Social media and your injury case

When you are injured at work, or the victim of someone else’s negligence, something you might not think about is how your Facebook or other social media can affect your rights to recover for your injuries.  Many people think that what they post on social media is only to be seen by their friends. However, when you are involved in a personal injury lawsuit or a workers’ compensation case, the Judge in Oklahoma can require that all of your posts be made available to the insurance company’s attorneys!  
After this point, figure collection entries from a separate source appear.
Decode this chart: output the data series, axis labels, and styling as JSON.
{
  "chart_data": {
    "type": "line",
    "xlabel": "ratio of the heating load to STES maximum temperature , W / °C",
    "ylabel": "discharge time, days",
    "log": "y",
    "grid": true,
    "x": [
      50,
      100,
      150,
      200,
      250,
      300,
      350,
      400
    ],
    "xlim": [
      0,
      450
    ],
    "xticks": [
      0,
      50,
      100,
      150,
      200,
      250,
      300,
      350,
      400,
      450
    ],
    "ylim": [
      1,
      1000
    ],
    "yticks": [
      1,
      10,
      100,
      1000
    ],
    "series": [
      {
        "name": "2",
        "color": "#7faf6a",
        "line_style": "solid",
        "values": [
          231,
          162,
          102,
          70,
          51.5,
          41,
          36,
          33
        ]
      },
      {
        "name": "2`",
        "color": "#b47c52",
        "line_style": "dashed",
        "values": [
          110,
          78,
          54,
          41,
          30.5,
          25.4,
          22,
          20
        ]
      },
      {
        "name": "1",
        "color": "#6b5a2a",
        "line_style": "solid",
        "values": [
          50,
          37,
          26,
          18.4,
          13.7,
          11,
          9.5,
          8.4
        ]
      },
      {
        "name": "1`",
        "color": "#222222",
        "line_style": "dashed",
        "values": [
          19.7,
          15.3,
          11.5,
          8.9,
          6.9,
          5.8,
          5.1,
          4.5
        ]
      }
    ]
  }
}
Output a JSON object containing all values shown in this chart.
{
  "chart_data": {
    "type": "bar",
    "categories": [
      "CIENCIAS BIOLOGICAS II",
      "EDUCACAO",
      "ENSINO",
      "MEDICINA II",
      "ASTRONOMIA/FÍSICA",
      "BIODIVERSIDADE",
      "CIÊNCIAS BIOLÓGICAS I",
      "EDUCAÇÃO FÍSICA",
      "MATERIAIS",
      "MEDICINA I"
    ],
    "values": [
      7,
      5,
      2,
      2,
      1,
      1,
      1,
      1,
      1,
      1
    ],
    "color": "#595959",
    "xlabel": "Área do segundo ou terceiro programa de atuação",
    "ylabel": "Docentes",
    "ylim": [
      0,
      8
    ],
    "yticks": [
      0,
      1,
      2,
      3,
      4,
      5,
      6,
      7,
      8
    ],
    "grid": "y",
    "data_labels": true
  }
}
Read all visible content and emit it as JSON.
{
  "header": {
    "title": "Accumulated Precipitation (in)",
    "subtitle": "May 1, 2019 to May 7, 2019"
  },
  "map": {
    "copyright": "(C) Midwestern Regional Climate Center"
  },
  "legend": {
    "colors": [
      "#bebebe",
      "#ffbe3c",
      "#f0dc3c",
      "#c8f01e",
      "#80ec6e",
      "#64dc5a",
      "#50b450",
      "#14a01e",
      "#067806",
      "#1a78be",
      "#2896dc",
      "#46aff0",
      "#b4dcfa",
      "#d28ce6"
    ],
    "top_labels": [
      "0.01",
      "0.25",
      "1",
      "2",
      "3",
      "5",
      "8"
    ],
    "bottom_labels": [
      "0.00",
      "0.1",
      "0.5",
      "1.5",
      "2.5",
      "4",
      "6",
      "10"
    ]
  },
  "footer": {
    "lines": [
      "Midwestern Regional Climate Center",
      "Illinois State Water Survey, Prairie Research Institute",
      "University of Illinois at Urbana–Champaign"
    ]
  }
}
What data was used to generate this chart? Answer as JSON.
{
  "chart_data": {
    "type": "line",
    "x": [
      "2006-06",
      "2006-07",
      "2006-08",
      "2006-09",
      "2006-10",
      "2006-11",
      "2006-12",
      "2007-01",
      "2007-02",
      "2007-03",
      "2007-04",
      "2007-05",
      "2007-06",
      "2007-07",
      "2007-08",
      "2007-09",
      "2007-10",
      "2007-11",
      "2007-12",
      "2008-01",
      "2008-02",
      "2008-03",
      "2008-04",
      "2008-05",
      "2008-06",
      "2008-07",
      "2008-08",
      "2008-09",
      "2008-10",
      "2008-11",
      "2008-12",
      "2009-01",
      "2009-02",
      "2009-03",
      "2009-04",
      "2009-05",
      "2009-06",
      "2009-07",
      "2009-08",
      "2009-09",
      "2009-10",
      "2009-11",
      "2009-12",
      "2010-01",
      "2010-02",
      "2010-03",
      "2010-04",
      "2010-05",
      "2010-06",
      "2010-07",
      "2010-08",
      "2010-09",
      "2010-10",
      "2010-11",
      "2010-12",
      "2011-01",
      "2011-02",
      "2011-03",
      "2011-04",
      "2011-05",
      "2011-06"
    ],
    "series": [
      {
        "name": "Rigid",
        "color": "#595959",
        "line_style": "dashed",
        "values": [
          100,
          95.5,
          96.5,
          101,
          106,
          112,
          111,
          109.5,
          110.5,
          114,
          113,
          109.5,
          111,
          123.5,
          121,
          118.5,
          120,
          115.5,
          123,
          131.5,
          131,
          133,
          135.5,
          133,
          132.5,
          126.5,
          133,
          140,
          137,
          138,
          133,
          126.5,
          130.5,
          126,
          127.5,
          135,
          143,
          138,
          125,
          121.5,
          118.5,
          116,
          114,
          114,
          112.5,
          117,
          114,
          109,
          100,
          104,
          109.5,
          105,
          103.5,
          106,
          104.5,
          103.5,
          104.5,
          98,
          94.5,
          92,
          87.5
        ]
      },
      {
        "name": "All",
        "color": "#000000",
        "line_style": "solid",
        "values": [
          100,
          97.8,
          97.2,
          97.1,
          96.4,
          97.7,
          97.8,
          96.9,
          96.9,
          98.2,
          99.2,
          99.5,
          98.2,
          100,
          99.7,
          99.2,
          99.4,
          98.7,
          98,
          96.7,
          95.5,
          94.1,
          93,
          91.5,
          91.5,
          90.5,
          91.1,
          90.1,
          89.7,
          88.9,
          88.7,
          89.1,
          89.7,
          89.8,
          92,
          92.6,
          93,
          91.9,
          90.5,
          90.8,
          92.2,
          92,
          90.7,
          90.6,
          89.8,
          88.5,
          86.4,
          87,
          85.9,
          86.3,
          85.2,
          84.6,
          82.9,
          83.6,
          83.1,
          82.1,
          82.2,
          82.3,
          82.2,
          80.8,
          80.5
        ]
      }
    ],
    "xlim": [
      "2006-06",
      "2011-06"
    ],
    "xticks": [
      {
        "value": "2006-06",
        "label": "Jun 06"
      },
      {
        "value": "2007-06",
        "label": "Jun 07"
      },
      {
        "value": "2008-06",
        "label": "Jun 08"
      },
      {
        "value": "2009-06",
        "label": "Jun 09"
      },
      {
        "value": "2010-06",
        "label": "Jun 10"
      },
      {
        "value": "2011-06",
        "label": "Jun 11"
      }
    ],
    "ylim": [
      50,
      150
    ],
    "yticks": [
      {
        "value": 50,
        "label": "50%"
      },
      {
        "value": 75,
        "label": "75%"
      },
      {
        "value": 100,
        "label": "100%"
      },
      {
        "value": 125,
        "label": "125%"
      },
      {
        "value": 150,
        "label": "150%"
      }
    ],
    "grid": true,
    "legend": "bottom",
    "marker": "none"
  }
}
This is exactly what happened to a man who filed a lawsuit in Washington County, Oklahoma.  Despite his attorney objecting to providing Facebook information, the Judge entered an order for the man to log into his Facebook account and download ALL his posts, photos and videos, comments and events and then provide the downloaded file to the attorneys for the person that had injured him.  Notice the order said ALL, not just posts on the date of the accident or posts after the accident. The order did not limit the information to items relevant to the person’s injuries, but ALL his posts, photos and videos, comments and events. Hard to believe that after being the victim of an injury, then having to file a court case to ask to be compensated for the damages received, that the victim now has to do what to most people would see as an invasion of their privacy by providing all posts, whether they have anything at all to do with the court case, to the person who was negligent in the first place.

Remember if you are the victim of someone’s negligence, or suffer an injury at work, the attorney for the other side may be reading everything you post.  Be very deliberate when you do post to only say what you would say if you were testifying in court before a Judge, because your post may end up being shown to the Judge or jury.  Not sure what a Judge or jury would think about your post? Ask your attorney BEFORE posting. When in doubt, don’t post or comment on social media.

If after reading this article you think you need to delete some things on your social media, don’t do anything until you talk to your lawyer.  You will want to ask the attorney about “spoliation of evidence” and that is the subject of another post, but let’s just say it is BAD and can involve SANCTIONS along with other undesirable consequences.